I can’t bear to have any non-essentials getting in my way. That goes for furniture, clothes, house wares, files, guests, make-up, words, and body hair. The only thing I like in excess is food and wine, and that’s because it’s temporary. Vacuuming? I can’t get enough of it. Same goes for weeding, getting unused contacts off my phone, and clipping my nails. If I can make it dissappear - I will!

It was sort of quirky and adorable when I had my first apartment. My friends would laugh about my minimalist approach to furnishing and the boxes of books I used as side table for almost a decade. Fast forward twenty years, and  my closet only has 36’ of hanging clothes. I can’t stand having clothing that hangs there for absolutely no reason. When I stop loving something, it has to go.  I also have a permanent donation bag on the go for the moment when something suddenly becomes loathsome. Every day is potential purge-o-rama.

I am particularly intolerant of anything that looks medical-y or bandage-y, and recently tore the house apart like a lunatic determined to get rid of reminders of illness. (This is slightly illogical since I have nipples coming up – but I’m anticipating a low maintenance recovery).

Buddha, and formerly round bush
At any point poor Jim might come home with a new something-or-other and place it timidly in front of me.  We both look at it. ‘Can you stand having it here?’ he asks. We look at each other and I counter with, ‘Do we need it?’ There is an uncomfortable silence as we each explore our levels of agitation.  And 8/10 times it goes back out the door. To me, the most beautiful sight in the world is a bare table, though flowers are okay.

This weekend I was enjoying cleaning up the small front garden. We have a jolly round yellow bush the size of a five year old, which had taken a beating over the winter. It was bulgy and misshapen and was leaning on my little Buddha. So I began my first foray into topiary. I cut of a few branches. And I cut of a few more. Delighted by the debulging,  I turned into Edward Scissorhands and began attacking the little bush in frenzy of blurred blades.  Every snip was wildly satisfying! I was so happy I could barely breath.

I was diving in for a final cut when a shadow fell over the bush and I looked up to see Jim standing over me. He stood for a moment with his hands on his hips. He looked at the once chubby bush, and I knew that what I had done no longer adorable. I’d crossed into madness territory, feeling thrilled and guilty all at the same time.  Jim looked at me as one might look at a child who’d just rubbed a bottle of ketchup into their hair.

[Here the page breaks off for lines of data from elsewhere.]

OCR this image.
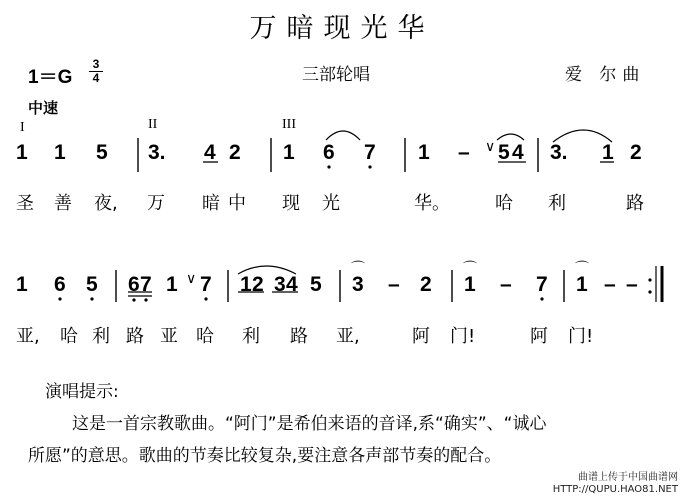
万暗现光华
1＝G
3
4	三部轮唱	爱 尔曲
中速
I	II	III
1 1 5 3. 4 2 1 6 7 1 – ∨ 5 4 3. 1 2
圣 善 夜, 万 暗 中 现 光	华。	哈 利	路
1 6 5 6 7 1 ∨ 7 1 2 3 4 5
⌒
3 – 2
⌒
1 – 7
⌒
1 – –
亚, 哈 利 路 亚 哈 利 路 亚,	阿 门!	阿 门!
演唱提示:
这是一首宗教歌曲。“阿门”是希伯来语的音译,系“确实”、“诚心
所愿”的意思。歌曲的节奏比较复杂,要注意各声部节奏的配合。
曲谱上传于中国曲谱网
HTTP://QUPU.HAO81.NET
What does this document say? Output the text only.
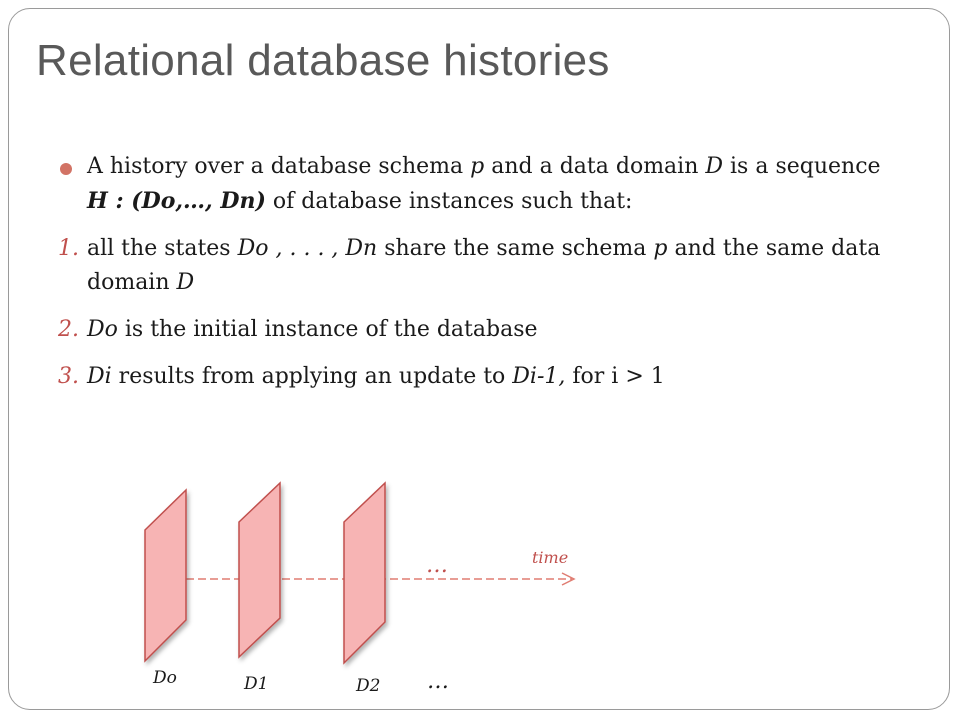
Relational database histories
A history over a database schema p and a data domain D is a sequence H : (Do,…, Dn) of database instances such that:
1. all the states Do , . . . , Dn share the same schema p and the same data domain D
2. Do is the initial instance of the database
3. Di results from applying an update to Di-1, for i > 1
…	time
Do	D1	D2 …
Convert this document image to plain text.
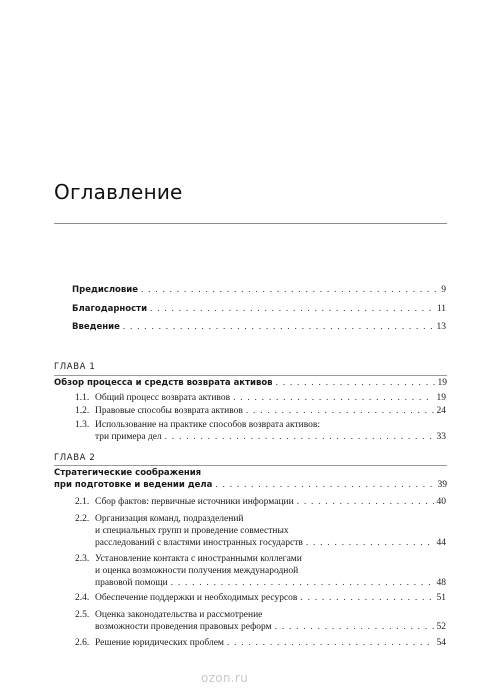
Оглавление
Предисловие . . .	9
Благодарности . . .	11
Введение . . .	13

ГЛАВА 1

Обзор процесса и средств возврата активов . . .	19
1.1. Общий процесс возврата активов . . .	19
1.2. Правовые способы возврата активов . . .	24
1.3. Использование на практике способов возврата активов:
три примера дел . . .	33

ГЛАВА 2

Стратегические соображения
при подготовке и ведении дела . . .	39
2.1. Сбор фактов: первичные источники информации . . .	40
2.2. Организация команд, подразделений
и специальных групп и проведение совместных
расследований с властями иностранных государств . . .	44
2.3. Установление контакта с иностранными коллегами
и оценка возможности получения международной
правовой помощи . . .	48
2.4. Обеспечение поддержки и необходимых ресурсов . . .	51
2.5. Оценка законодательства и рассмотрение
возможности проведения правовых реформ . . .	52
2.6. Решение юридических проблем . . .	54
ozon.ru
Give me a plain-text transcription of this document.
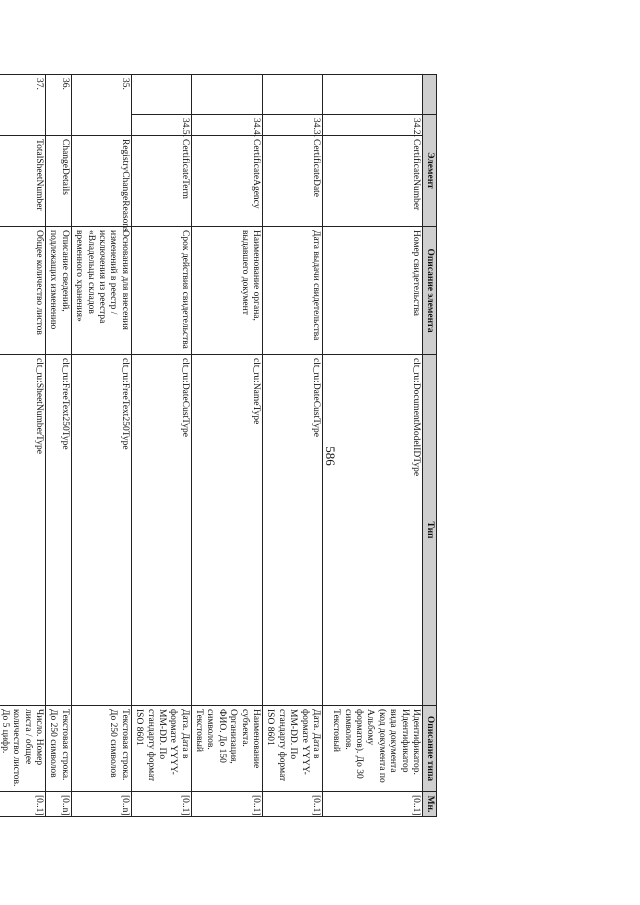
586
	Элемент		Описание элемента	Тип	Описание типа	Мн.
	34.2.	CertificateNumber	Номер свидетельства	clt_ru:DocumentModelIDType	Идентификатор. Идентификатор вида документа (код документа по Альбому форматов). До 30 символов. Текстовый	[0..1]
	34.3.	CertificateDate	Дата выдачи свидетельства	clt_ru:DateCustType	Дата. Дата в формате YYYY-MM-DD. По стандарту формат ISO 8601	[0..1]
	34.4.	CertificateAgency	Наименование органа, выдавшего документ	clt_ru:NameType	Наименование субъекта. Организация, ФИО. До 150 символов. Текстовый	[0..1]
	34.5.	CertificateTerm	Срок действия свидетельства	clt_ru:DateCustType	Дата. Дата в формате YYYY-MM-DD. По стандарту формат ISO 8601	[0..1]
35.		RegistryChangeReasons	Основания для внесения изменений в реестр / исключения из реестра «Владельцы складов временного хранения»	clt_ru:FreeText250Type	Текстовая строка. До 250 символов	[0..n]
36.		ChangeDetails	Описание сведений, подлежащих изменению	clt_ru:FreeText250Type	Текстовая строка. До 250 символов	[0..n]
37.		TotalSheetNumber	Общее количество листов	clt_ru:SheetNumberType	Число. Номер листа / общее количество листов. До 5 цифр.	[0..1]
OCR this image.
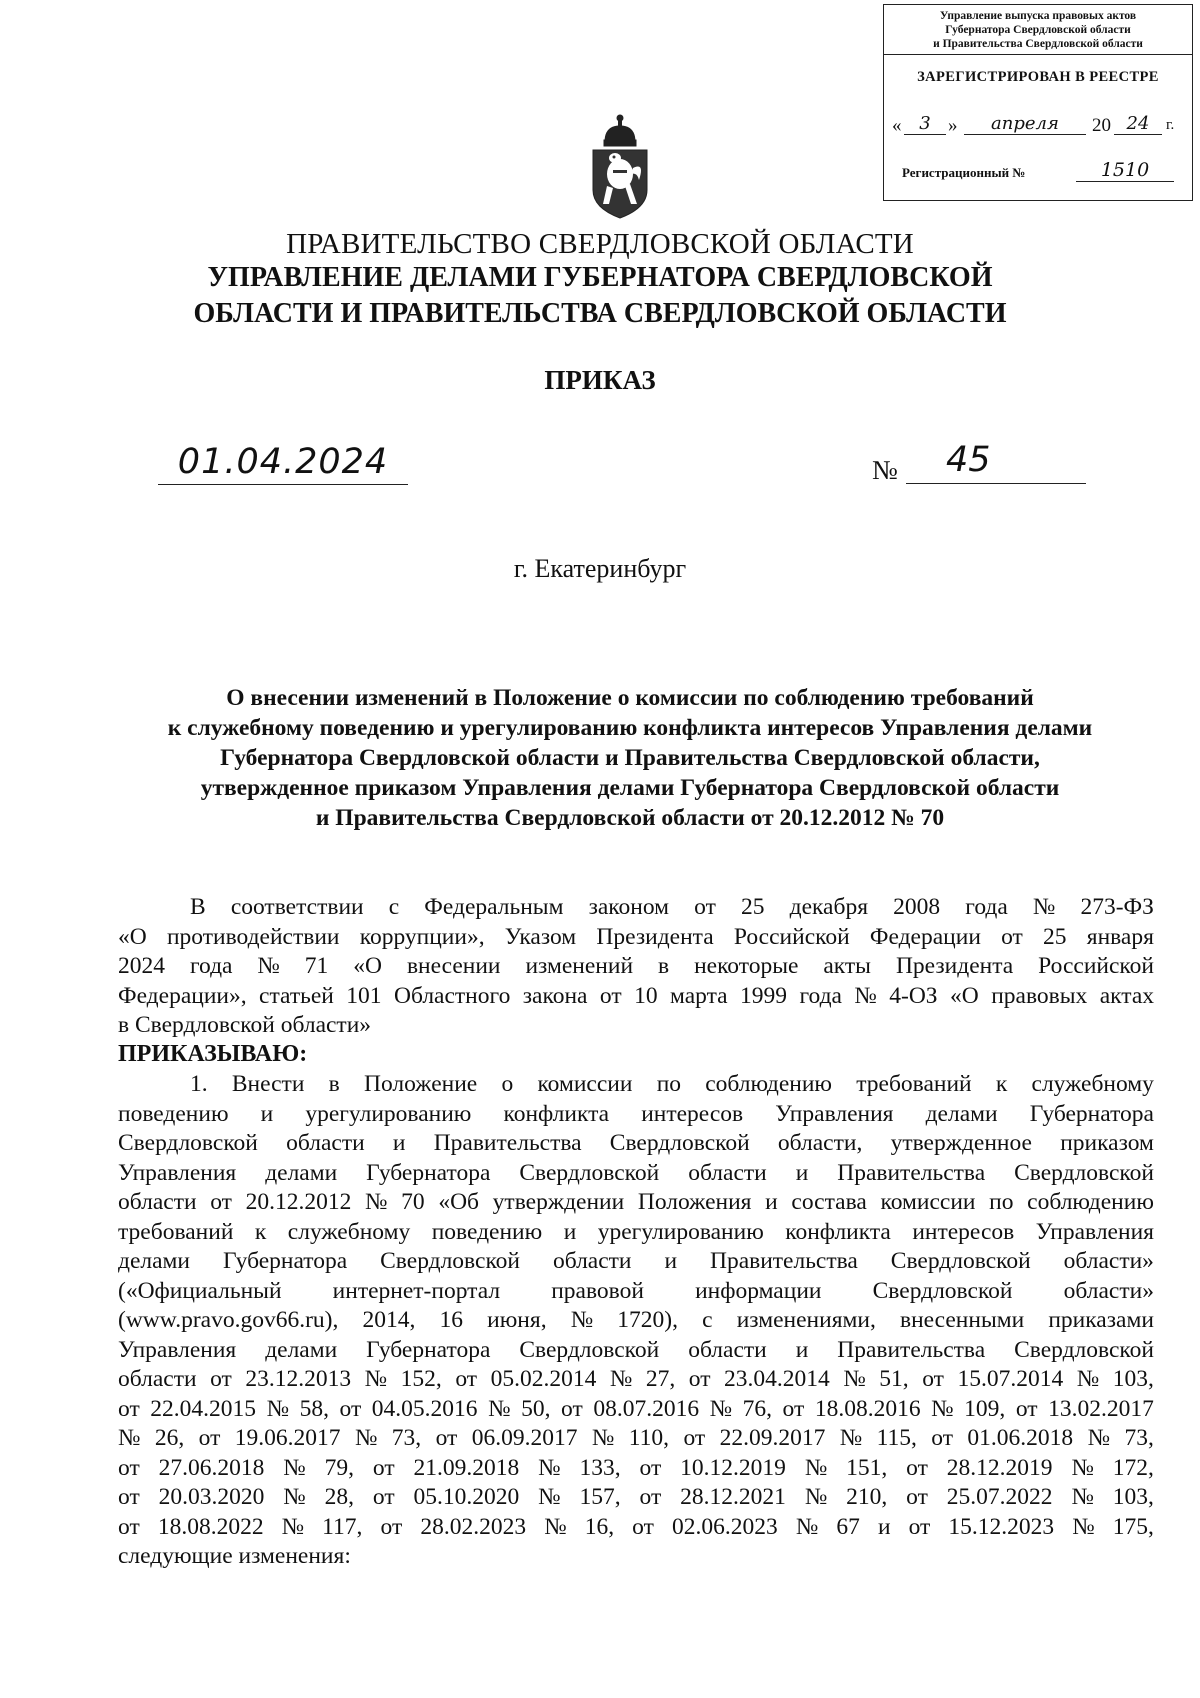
Управление выпуска правовых актов
Губернатора Свердловской области
и Правительства Свердловской области
ЗАРЕГИСТРИРОВАН В РЕЕСТРЕ
« 3 »	апреля	20 24	г.
Регистрационный №	1510
ПРАВИТЕЛЬСТВО СВЕРДЛОВСКОЙ ОБЛАСТИ
УПРАВЛЕНИЕ ДЕЛАМИ ГУБЕРНАТОРА СВЕРДЛОВСКОЙ
ОБЛАСТИ И ПРАВИТЕЛЬСТВА СВЕРДЛОВСКОЙ ОБЛАСТИ
ПРИКАЗ
01.04.2024	№	45
г. Екатеринбург
О внесении изменений в Положение о комиссии по соблюдению требований
к служебному поведению и урегулированию конфликта интересов Управления делами
Губернатора Свердловской области и Правительства Свердловской области,
утвержденное приказом Управления делами Губернатора Свердловской области
и Правительства Свердловской области от 20.12.2012 № 70
В соответствии с Федеральным законом от 25 декабря 2008 года № 273-ФЗ
«О противодействии коррупции», Указом Президента Российской Федерации от 25 января
2024 года № 71 «О внесении изменений в некоторые акты Президента Российской
Федерации», статьей 101 Областного закона от 10 марта 1999 года № 4-ОЗ «О правовых актах
в Свердловской области»
ПРИКАЗЫВАЮ:
1. Внести в Положение о комиссии по соблюдению требований к служебному
поведению и урегулированию конфликта интересов Управления делами Губернатора
Свердловской области и Правительства Свердловской области, утвержденное приказом
Управления делами Губернатора Свердловской области и Правительства Свердловской
области от 20.12.2012 № 70 «Об утверждении Положения и состава комиссии по соблюдению
требований к служебному поведению и урегулированию конфликта интересов Управления
делами Губернатора Свердловской области и Правительства Свердловской области»
(«Официальный интернет-портал правовой информации Свердловской области»
(www.pravo.gov66.ru), 2014, 16 июня, № 1720), с изменениями, внесенными приказами
Управления делами Губернатора Свердловской области и Правительства Свердловской
области от 23.12.2013 № 152, от 05.02.2014 № 27, от 23.04.2014 № 51, от 15.07.2014 № 103,
от 22.04.2015 № 58, от 04.05.2016 № 50, от 08.07.2016 № 76, от 18.08.2016 № 109, от 13.02.2017
№ 26, от 19.06.2017 № 73, от 06.09.2017 № 110, от 22.09.2017 № 115, от 01.06.2018 № 73,
от 27.06.2018 № 79, от 21.09.2018 № 133, от 10.12.2019 № 151, от 28.12.2019 № 172,
от 20.03.2020 № 28, от 05.10.2020 № 157, от 28.12.2021 № 210, от 25.07.2022 № 103,
от 18.08.2022 № 117, от 28.02.2023 № 16, от 02.06.2023 № 67 и от 15.12.2023 № 175,
следующие изменения:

‘Uh oh,’ he said, gently wrestling the sheers from my hands, ‘No more pruning for you.’

1 comment:

  1. the yellow bush is a variegated euonymus (or is that too much information to hold on to?). The good thing about information is there is ALWAYS room for more in the old brain. I walked my mother's garden with her the other day (one of her favourite things to do with me) and surprisingly, over the years I have learned the names of about 95% of what is there (and she just had an article about her garden written in the May newsletter of the garden club she belongs to!). The plant to the left, if you don't know already, is a hosta. Enjoy your garden, don't prune too much - it will grow back anyway!
    PS - nice to see a new posting - I've missed you!